Whilst the SDGs are primarily focused towards the national level, increasingly cities and local governments/municipalities are turning their attention to how they can progress the goals. This becomes important as bottom-up approaches to policy developments are slowly transforming communities for the better.
So which goals and targets might LongITools help
Goal 3: Good Health and Well-being
Goal 3 aims to ensure healthy lives and promote wellbeing for all at all ages. This life-course approach is essential to ensure that we achieve increases in life expectancy, but more importantly the gap between life expectancy and healthy life expectancy decreases. LongITools takes a life-course approach using cohort data across three age groups: newborns and children; adolescents and young adults, adults and older age. Goal 3 itself has numerous targets that closely link to the aims of LongITools:
- Target 3.4 – reduce by one third premature mortality from non-communicable diseases;
- Target 3.9 – significantly reduce the number of deaths from air pollution.
Goal 11: Sustainable Cities and Communities
Goal 11 is focused primarily at local governments/municipalities in progressing healthy and sustainable cities and communities. Cities and communities are the source for many of the wider determinants of health, with environmental exposures (built, air and noise) resulting as a direct consequence of the local place. Not only this, but our lifestyle factors, such as physical activity, smoking and alcohol prevalence, and diet amongst many, are affected by the community we live in. LongITools will study how some of those factors interplay with traditional biological risk factors such as high cholesterol, hypertension and insulin resistance to better understand the risk trajectories for cardiovascular and metabolic cardiovascular diseases. This will help in identifying the healthcare policy options for upstream prevention linked to Goal 3, and what might be needed across these Goal 11 targets:
- Target 11.6 – reduce the adverse per capita environmental impact of cities;
- Target 11.7 – provide universal access to safe, inclusive and accessible, green and public spaces.
Goal 13: Climate Action
Taking effective climate action is one of the greatest global challenges we face. With the temperature predicted to increase to harmful levels, we are already seeing the devastating impact of climate irregularities, with 2020 witnessing record breaking fires in Australia, the US and various parts of Africa. It has emerged as a key policy priority with national and local government declaring emergencies, and ambitions to achieve net-zero carbon emissions at different points with the earliest by 2030. By researching and understanding how the environment interplays with our biology to affect health risk, LongITools will contribute to our wider understanding of how to take effective climate action:
- 13.2 – integrate climate change measures into national policies, strategies and planning;
- 13.3 – improve education on climate change mitigation, adaptation, impact reduction and early warning.
So why is this important?
Quality research, and strong evidence-based policy options are essential but need to have considered the bigger picture.
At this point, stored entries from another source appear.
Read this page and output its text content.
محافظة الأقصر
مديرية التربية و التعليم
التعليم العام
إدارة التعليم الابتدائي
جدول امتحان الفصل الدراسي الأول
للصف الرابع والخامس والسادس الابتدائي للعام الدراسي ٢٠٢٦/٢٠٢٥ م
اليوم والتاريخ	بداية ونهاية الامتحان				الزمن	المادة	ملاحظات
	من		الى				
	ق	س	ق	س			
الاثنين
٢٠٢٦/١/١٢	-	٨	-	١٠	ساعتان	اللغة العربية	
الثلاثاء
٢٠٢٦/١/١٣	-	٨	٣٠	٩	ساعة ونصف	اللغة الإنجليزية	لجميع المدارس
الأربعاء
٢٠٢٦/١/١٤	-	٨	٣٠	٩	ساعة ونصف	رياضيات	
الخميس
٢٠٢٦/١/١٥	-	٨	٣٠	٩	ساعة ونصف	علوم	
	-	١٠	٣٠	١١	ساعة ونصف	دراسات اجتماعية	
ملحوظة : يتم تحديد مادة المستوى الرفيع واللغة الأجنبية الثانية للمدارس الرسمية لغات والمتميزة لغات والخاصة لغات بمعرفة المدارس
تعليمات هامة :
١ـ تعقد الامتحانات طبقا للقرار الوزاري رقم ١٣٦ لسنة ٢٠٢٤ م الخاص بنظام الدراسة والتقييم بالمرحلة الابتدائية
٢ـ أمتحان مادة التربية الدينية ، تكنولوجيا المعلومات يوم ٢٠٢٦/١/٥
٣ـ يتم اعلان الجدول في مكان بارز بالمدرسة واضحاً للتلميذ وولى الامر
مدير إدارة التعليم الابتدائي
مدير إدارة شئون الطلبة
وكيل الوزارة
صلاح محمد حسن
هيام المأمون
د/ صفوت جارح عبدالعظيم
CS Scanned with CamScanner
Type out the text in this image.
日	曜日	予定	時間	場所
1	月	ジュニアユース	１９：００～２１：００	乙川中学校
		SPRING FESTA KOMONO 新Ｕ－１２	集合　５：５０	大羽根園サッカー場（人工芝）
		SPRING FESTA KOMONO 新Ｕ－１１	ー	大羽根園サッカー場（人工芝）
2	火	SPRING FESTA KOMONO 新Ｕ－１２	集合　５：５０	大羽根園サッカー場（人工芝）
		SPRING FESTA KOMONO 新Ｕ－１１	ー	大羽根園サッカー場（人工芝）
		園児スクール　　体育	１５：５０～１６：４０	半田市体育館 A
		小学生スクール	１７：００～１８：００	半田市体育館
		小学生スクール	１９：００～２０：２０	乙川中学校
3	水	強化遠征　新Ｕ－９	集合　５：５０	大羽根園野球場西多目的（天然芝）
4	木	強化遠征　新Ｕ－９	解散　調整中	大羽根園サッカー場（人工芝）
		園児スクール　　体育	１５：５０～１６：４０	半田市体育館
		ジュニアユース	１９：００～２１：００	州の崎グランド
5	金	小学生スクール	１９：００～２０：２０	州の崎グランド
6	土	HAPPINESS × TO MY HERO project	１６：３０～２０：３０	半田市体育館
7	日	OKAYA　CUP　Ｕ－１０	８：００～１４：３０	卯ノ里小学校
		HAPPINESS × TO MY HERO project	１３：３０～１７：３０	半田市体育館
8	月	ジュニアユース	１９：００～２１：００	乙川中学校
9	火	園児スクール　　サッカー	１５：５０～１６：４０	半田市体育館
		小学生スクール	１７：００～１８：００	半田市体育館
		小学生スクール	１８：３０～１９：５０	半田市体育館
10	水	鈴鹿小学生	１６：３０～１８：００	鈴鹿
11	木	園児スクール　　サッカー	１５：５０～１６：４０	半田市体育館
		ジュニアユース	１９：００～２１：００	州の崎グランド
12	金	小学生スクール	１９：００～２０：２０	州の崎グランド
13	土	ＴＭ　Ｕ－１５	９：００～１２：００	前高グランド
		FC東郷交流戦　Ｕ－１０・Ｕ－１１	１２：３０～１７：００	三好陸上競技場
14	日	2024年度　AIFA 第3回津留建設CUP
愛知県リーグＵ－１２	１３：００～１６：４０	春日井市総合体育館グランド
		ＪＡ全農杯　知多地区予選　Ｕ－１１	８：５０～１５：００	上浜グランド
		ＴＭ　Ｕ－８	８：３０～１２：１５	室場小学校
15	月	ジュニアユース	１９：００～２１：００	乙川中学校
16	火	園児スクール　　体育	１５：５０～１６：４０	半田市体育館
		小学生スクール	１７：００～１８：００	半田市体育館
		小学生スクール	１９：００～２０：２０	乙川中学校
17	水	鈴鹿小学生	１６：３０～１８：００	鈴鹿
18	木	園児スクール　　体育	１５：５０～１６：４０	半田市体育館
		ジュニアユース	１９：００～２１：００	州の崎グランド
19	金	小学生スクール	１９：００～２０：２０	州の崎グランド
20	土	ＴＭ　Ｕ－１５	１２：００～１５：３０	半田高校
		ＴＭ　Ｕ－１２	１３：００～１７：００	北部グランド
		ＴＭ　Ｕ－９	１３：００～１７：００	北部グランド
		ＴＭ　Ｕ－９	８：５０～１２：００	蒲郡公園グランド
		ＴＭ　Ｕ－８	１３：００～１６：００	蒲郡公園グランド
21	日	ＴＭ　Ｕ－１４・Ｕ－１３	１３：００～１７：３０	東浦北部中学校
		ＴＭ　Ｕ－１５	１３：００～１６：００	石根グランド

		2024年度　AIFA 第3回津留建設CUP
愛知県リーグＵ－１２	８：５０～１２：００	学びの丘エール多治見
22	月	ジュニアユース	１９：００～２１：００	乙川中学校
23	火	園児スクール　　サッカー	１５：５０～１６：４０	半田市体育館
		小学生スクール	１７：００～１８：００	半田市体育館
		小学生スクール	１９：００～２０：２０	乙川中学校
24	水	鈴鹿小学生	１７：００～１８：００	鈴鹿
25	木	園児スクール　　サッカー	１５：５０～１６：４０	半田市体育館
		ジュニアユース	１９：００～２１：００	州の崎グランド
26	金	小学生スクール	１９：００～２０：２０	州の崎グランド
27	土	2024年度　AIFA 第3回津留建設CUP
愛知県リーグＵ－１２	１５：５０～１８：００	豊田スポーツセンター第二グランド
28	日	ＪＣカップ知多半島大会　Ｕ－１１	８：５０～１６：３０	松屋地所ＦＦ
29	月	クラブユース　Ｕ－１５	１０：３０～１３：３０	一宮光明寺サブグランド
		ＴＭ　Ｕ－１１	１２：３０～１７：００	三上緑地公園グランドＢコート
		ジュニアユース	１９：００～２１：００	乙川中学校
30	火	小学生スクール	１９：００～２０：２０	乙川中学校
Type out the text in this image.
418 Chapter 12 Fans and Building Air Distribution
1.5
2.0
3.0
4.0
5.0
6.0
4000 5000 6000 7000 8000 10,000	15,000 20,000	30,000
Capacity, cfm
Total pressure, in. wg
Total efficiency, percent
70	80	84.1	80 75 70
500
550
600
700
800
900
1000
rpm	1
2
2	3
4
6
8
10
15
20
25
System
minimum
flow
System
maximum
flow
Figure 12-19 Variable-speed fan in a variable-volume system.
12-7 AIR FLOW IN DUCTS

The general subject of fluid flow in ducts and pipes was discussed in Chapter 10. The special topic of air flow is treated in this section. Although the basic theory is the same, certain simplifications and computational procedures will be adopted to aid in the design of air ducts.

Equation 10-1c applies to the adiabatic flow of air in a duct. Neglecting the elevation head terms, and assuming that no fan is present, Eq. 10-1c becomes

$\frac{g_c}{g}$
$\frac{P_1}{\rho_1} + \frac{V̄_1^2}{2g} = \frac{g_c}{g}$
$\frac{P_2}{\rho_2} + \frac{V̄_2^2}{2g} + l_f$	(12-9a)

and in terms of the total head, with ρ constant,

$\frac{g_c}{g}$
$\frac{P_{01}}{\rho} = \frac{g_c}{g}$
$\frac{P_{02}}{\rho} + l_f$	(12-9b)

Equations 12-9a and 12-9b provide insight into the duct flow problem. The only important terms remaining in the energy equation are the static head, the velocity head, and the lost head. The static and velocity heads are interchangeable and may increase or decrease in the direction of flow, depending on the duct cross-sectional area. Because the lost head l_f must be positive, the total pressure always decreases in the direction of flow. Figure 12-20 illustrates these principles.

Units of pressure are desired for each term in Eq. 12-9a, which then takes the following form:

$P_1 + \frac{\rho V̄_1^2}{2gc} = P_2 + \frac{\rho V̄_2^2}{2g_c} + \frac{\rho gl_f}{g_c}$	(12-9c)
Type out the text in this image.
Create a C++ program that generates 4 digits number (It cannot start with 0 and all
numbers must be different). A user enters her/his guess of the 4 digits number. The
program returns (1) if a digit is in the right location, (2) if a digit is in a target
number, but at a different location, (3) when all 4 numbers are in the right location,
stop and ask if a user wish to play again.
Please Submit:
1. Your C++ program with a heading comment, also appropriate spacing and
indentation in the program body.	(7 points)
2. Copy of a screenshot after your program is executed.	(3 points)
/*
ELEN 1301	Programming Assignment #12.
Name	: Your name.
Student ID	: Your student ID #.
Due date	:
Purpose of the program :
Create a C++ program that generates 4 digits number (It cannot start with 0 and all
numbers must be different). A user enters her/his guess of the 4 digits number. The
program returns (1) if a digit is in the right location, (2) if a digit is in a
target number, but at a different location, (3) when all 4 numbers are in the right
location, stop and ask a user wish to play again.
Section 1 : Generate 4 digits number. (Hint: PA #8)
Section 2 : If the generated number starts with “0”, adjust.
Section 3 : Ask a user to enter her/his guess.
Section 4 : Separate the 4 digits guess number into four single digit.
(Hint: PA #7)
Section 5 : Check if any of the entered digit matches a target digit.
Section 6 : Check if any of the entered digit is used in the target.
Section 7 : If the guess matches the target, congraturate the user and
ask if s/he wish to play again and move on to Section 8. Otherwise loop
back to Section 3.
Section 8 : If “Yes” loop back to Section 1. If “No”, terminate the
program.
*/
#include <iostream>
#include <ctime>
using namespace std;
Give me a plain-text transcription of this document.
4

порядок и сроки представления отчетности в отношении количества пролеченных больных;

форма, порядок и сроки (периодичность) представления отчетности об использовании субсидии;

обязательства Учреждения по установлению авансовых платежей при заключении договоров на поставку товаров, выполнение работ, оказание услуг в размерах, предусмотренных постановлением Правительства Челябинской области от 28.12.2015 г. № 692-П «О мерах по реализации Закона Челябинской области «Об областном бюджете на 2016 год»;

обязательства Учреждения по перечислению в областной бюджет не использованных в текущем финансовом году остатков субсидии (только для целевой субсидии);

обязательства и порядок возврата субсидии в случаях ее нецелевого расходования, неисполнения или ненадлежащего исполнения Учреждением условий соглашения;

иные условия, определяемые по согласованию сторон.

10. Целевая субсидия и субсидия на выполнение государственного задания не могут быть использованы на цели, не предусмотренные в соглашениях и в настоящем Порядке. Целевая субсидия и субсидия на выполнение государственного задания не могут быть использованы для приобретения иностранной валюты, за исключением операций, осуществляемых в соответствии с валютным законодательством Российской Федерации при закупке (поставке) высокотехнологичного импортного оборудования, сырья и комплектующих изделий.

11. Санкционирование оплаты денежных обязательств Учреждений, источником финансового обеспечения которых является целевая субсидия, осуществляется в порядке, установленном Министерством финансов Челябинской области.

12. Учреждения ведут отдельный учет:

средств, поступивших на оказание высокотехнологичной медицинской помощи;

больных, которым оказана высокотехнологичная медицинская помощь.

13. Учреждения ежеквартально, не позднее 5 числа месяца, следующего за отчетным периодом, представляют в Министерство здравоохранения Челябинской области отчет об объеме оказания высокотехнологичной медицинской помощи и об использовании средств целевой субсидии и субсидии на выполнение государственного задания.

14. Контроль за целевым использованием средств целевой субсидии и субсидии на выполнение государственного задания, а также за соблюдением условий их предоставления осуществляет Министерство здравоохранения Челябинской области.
In doing so, there is the chance for connection and collaboration.
LongITools aims to create a real understanding of how we can enable healthier lives through reducing the risks of non-communicable diseases. But our research also has the potential for wider positive impacts by providing the evidence to help tackle the globes biggest challenges and contribute to the progress of the SDGs. The mantra of “leaving no one behind” means that no one can ignore the challenges. With ten years of the goals still to go, let’s help make the 2020s a turning point for humanity.